Tahun 2018, Angka Perceraian di Buton Meningkat

Tahun 2018, Angka Perceraian di Buton Meningkat
Panitera Pengadilan Agama Pasarwajo, Drs Idris. FOTO: SUPARMAN

tegas.co., BUTON, SULTRA – Angka perceraian sepanjang tahun 2018 di Kabupaten Buton, Sulawesi Tenggara (Sultra), mengalami peningkatan sebanyak 10 persen dibandingkan tahun 2017. Pengadilan Agama Negeri Buton mencatat jumlah gugatan cerai yang masuk 2018 sebanyak 165 kasus.

“Sebanyak 132 kasus dan di tahun 2018 meningkat jadi 165 kasus,” kata Panitera Pengadilan Agama Pasarwajo, Drs.
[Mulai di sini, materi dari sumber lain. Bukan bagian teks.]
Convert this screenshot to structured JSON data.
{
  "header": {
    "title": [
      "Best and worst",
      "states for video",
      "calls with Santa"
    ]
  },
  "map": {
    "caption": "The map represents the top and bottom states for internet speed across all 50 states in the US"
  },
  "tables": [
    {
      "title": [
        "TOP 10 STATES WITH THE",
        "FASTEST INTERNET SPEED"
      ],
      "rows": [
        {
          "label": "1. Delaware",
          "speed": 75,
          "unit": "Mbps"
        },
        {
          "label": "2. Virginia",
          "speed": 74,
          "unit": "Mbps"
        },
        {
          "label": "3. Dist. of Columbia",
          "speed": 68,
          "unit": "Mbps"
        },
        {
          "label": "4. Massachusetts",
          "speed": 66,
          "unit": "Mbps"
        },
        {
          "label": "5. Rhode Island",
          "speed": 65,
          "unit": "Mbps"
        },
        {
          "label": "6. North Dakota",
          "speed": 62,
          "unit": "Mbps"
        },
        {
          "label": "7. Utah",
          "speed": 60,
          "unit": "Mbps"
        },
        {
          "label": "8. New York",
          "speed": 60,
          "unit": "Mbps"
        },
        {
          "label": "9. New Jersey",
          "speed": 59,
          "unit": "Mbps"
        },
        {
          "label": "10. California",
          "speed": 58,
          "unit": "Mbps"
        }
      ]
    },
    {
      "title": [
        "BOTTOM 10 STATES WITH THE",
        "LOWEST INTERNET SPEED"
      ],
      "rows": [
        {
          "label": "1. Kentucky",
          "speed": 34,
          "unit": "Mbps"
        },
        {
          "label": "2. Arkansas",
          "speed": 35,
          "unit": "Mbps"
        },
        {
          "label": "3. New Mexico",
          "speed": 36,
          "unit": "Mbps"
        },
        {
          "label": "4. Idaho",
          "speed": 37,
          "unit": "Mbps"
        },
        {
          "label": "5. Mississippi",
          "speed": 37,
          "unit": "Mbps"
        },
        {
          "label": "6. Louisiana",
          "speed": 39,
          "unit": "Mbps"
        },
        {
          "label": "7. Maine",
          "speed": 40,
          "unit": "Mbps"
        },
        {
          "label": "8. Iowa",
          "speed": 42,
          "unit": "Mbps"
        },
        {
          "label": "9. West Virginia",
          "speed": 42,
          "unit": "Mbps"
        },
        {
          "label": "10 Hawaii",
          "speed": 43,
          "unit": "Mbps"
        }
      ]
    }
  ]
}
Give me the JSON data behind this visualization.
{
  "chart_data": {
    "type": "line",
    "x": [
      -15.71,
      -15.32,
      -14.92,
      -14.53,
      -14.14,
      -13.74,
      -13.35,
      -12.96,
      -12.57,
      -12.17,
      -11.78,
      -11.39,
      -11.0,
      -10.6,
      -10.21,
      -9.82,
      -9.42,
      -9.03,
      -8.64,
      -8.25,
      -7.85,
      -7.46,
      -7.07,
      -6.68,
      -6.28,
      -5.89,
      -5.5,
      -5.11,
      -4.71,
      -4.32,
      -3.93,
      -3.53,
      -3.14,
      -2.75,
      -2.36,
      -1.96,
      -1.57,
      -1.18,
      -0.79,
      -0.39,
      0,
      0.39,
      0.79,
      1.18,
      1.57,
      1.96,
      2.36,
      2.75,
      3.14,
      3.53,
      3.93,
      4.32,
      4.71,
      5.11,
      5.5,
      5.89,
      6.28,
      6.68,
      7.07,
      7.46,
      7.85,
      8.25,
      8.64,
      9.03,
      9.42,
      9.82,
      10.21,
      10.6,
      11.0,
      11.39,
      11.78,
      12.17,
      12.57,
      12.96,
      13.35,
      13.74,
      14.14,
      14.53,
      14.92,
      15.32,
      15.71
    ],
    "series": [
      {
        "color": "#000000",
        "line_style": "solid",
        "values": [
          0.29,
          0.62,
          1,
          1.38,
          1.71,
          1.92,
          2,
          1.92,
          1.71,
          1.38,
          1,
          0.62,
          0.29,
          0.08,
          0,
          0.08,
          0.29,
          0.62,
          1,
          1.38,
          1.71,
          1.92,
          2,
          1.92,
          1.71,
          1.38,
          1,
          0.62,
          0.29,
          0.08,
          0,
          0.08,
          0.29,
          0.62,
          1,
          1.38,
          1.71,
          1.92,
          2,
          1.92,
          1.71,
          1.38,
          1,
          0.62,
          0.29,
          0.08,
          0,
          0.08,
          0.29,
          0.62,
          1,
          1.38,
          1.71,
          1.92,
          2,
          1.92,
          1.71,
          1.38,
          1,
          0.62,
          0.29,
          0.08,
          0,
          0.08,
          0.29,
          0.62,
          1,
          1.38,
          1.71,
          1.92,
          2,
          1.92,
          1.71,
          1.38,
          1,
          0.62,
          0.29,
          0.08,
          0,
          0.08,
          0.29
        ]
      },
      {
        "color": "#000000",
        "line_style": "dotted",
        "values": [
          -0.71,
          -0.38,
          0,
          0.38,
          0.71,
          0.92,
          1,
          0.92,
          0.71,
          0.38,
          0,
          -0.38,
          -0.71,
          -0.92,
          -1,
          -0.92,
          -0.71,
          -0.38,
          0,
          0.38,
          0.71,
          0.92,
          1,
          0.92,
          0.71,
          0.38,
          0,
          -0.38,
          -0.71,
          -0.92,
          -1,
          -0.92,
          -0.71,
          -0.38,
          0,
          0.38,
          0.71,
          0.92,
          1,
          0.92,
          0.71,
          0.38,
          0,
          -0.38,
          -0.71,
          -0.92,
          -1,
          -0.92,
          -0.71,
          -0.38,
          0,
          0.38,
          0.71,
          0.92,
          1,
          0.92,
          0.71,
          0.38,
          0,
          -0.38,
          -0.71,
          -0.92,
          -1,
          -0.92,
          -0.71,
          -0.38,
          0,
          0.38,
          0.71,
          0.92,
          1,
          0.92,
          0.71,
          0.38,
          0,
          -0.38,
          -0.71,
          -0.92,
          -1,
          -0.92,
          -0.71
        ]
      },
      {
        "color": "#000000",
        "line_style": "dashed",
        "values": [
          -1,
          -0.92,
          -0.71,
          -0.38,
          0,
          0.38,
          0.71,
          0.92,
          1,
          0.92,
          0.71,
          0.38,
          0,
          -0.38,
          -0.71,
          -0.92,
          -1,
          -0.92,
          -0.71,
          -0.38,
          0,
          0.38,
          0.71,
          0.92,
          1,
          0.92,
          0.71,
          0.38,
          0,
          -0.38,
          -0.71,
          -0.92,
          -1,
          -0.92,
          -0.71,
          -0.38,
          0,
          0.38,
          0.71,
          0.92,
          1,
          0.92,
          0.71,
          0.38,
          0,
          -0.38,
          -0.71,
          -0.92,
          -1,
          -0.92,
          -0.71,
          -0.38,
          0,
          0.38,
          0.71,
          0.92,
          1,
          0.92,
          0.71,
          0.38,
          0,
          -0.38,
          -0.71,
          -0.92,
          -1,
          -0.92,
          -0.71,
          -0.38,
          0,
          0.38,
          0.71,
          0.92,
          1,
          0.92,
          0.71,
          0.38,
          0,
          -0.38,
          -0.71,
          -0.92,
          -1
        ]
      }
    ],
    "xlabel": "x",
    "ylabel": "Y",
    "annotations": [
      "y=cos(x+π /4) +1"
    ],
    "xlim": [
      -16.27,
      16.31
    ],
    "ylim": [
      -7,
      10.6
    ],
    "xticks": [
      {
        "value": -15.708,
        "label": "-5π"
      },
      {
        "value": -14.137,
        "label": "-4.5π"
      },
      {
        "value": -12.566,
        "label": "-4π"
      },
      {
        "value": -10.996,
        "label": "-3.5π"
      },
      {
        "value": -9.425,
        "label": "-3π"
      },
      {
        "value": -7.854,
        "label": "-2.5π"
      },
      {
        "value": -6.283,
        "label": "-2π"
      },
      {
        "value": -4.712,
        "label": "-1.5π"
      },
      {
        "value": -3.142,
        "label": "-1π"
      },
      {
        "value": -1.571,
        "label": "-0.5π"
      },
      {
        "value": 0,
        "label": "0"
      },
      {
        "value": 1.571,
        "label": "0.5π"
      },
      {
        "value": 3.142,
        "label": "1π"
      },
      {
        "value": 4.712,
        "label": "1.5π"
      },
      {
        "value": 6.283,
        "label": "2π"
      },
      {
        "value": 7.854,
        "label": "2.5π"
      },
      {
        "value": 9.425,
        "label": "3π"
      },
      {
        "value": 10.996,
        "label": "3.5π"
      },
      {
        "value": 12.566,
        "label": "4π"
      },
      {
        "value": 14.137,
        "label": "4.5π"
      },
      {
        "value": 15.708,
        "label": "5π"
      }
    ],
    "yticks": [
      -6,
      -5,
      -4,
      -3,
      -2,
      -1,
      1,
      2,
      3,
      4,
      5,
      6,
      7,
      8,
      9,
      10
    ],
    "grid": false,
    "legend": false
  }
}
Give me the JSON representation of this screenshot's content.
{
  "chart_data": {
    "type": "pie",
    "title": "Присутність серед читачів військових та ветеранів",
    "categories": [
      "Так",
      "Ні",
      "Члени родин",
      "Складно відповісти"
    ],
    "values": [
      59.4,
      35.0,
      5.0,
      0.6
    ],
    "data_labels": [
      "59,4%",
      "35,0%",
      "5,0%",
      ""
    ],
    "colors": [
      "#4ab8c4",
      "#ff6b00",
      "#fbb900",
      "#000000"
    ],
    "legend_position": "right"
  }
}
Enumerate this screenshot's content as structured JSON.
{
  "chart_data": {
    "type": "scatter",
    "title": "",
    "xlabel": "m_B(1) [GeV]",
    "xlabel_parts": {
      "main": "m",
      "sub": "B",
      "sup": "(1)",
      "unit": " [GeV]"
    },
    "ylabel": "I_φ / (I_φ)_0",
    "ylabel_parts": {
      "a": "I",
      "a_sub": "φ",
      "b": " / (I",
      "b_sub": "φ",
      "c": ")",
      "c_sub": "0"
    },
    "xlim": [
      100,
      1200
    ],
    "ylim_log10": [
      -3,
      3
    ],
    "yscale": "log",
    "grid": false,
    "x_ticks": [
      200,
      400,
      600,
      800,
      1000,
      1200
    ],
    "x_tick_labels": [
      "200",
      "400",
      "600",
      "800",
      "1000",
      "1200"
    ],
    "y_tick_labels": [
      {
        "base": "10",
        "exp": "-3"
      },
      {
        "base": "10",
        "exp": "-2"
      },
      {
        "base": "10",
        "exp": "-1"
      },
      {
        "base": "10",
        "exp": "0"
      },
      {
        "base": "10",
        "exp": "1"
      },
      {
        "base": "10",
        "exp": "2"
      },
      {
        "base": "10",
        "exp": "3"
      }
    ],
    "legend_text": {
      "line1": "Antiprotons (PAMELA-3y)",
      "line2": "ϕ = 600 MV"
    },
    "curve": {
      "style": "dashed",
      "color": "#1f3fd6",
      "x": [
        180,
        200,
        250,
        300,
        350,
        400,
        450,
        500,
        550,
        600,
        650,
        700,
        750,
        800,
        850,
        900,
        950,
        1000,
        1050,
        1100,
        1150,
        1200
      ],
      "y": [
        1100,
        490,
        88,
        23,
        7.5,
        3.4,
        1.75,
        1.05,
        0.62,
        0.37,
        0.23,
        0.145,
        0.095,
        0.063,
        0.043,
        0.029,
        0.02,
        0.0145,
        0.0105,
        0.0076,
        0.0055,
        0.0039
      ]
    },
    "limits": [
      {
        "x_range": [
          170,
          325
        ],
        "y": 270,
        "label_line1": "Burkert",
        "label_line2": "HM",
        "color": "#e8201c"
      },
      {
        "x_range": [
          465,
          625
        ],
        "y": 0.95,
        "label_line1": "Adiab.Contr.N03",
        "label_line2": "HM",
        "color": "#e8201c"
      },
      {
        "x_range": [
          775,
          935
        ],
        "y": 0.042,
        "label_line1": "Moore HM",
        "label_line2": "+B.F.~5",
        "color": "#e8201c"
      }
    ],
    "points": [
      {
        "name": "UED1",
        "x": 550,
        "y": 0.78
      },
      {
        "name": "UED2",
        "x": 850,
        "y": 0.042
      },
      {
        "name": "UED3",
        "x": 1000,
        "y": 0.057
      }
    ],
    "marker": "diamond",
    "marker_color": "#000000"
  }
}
Idris, ditemui di ruang kerjanya, Selasa (15/01/2018).

Idris menuturkan, dari 165 kasus perceraian yang masuk, sekitar 80 persen diajukan pihak perempuan atau cerai gugat, sisanya pihak laki-laki. Walaupun ada juga laki-laki yang mengajukan karena ditinggal istrinya, tidak ada kabar. Sehingga suaminya tidak lagi mau menunggu dia datang ke Pengadilan Agama untuk melakukan perceraian.

Kata dia, penyebab utama meningkatnya kasus perceraian di wilayah Kabupaten Buton diminasi oleh faktor ekonomi dan pihak ketiga. Selain itu, karena istri ditinggal pergi merantau oleh suaminya serta para suami hanya mabuk-mabukan sehingga rumah tangga tidak harmonis dan menjadi pemicu berakhirnya hubungan suami istri tersebut.

“Kita di Buton ini kebanyakan suami merantau ditinggal bertahun-tahun, menjadi penyebab kasus perceraian. Dan tidak menafkahi,” kata Idris.

Dari 165 kasus yang masuk, 155 kasus diantaranya sudah diputus. Dari beberapa kasus, 5 persen diantaranya ditolak karena tidak cukup bukti. Kendati demikian, dari beberapa kasus yang diputus, masih ada pula pasangan yang bercerai dan pada akhirnya rujuk kembali.

Idris menambahkan, tidak hanya kasus perceraian yang meningkat, termasuk perkara itsbat nikah atau permohonan pengesahan nikah. Pengajuan itsbat nikah guna perkawinan yang telah dilakukan dinyatakan sah, dan dicatat sesuai dengan keputusan pengadilan.

“Setidaknya untuk di tahun 2017 tercatat ada 46 pasangan yang mengajukan permohonan pengesahan nikah. Sementara itu di tahun 2018 hanya berjumlah 37 permohonan. Rata-rata yang mengajukan ini pasangan yang sudah menikah dari puluhan tahun lalu. Biasanya yang menikah karena faktor biaya, tapi statusnya jelas. Termasuk perkawinan orang tua dulu,” tambahnya.

Diakuinya, masih banyak pasangan pasutri di Kabupaten Buton belum mengajukan permohonan pengesahan nikah. Adapun yang mengajukan permohonan tersebut sebatas yang memiliki keperluan administrasi seperti pembuatan akta cerai anak, pendaftaran ibadah haji, pencairan dana pensiun PT Taspen, penetapan ahli waris, dan keperluan lainnya.

“Karena angka perceraian dari tahun ke tahun mengalami peningkatan, kami mengimbau pasangan suami istri (pasutri) harus memelihara semangat saling percaya dalam berkeluarga. Pasangan juga harus mengatur konflik agar menjadi potensi positif dalam membangun pengertian yang penuh kasih sayang,” tutupnya.